When it comes to premium headphones, Jabra is not a brand that Indian headphone buyers automatically think of. However, the company’s new Jabra E85H headset enters a market that is populated by known names like Sony, Bose and more. That doesn’t mean that Jabra doesn’t have a history in the audio space, or that the company should be treated like an upstart, but with the quality of headphones its competitors have ordered, it certainly has an uphill battle.

The E85H is headlined by a lot of features that premium headphones should have, active noise cancellation being the most important out of those. Like the Sony MDR1000XM3 and others, the E85H also has internal circuitry to remove unwanted, ambient noise.

Jabra’s noise cancelling might feel a bit aggressive, especially for those who haven’t used such headphones before. That though is not a dealbreaker in any way. It cuts off ambient noise quite well, which is what a buyer expect from such headphones.

The E85H also has a nice woven finish to it, which is strikingly different from the plastic or metallic finish that most companies go for. The headphones are heavy, but since they aren’t meant for running or exercise, that’s another element we can forgive. The earcups can swivel, which is useful when they’re around your neck, because they can rest on your chest instead of sticking out. The headphones also turn off automatically when they’re placed in this position and pause audio the moment you take them off your ears.
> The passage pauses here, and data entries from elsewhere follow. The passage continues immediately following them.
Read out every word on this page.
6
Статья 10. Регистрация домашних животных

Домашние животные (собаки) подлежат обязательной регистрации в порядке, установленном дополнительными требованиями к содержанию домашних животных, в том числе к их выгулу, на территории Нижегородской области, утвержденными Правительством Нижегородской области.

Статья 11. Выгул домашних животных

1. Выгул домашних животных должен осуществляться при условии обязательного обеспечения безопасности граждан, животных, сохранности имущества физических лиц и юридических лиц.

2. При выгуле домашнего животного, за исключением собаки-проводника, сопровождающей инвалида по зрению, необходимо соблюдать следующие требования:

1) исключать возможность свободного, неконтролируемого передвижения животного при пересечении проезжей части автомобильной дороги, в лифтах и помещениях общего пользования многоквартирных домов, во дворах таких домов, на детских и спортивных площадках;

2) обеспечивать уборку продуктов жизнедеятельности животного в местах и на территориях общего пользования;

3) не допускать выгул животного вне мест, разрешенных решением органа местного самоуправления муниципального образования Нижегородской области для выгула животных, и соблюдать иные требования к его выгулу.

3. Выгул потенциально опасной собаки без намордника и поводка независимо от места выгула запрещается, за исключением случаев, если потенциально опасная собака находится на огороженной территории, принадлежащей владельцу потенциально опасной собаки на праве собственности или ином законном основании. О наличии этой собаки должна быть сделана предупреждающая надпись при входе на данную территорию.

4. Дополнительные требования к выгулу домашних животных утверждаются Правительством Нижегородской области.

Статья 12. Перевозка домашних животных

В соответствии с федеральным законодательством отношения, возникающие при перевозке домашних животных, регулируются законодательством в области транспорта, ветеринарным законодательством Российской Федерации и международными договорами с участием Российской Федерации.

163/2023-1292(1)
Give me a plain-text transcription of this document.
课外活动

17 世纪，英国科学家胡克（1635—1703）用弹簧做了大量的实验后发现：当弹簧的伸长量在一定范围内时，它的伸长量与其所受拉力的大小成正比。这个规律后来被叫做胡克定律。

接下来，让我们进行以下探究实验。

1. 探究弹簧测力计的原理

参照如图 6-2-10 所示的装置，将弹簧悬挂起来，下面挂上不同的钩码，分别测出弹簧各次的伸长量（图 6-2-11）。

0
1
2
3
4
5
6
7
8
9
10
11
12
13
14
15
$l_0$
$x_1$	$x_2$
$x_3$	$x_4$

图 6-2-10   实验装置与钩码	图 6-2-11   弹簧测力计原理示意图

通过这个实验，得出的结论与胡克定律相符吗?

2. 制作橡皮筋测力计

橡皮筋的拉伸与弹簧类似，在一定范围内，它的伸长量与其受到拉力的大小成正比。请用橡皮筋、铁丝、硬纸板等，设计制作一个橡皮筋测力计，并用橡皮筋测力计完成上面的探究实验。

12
In fact, as far as features are concerned, there’s no questioning the E85H. It has the Jabra SoundPlus companion app, which lets you control the equalised and choose from certain presets. This also gives you access to Jabra’s SmartSound feature, which uses the headphones in-built microphones to listen to ambient noise and change the noise cancelling mode automatically. As with the Sony and many others, this feature makes sense on paper, but didn’t make a noticeable difference, at least on our usage.

But while this is a feature rich headphone alright, it fails in the most important department — audio quality. That doesn’t mean the audio experience is poor, but it pales in comparison to a Bose QuietComfort III, Sony MDR 1000XM3 or Bowers & Wilkins P7.

The E85H lacks the punchy bass that premium headphones are often known for. Additionally, they lack detail in audio. Imagine listening to a concert from outside the hall instead of being amongst the crowd, that’s the kind of experience the E85H delivers often. It over-emphasises the high notes, which makes it tiresome to use them for extended periods.

And finally, the Jabra E85H don’t really have an audio signature of their own. If the 1000XM3 is known for audio detail, Bose is known for crowd-pleasing bass and so on, the E85H excels in none, and that’s a problem for a headphone that is priced (operating price) at 24,900.

Granted that the E85H is a few thousand bucks cheaper than a lot of its competitors, but you will get a significantly better audio experience with all of those. And at the 20K plus price range, a few thousands is often not worth considering. If you can buy a 1000XM3 for 27,000, the extra two thousand is certainly worth paying for all the same features and better audio.

That said, the Jabra E85H does make a case for themselves with a feature-rich spec sheet, nice design and ease of use, headphones are first and foremost about audio quality, and a less than convincing experience in that department makes it difficult to recommend this over competitors.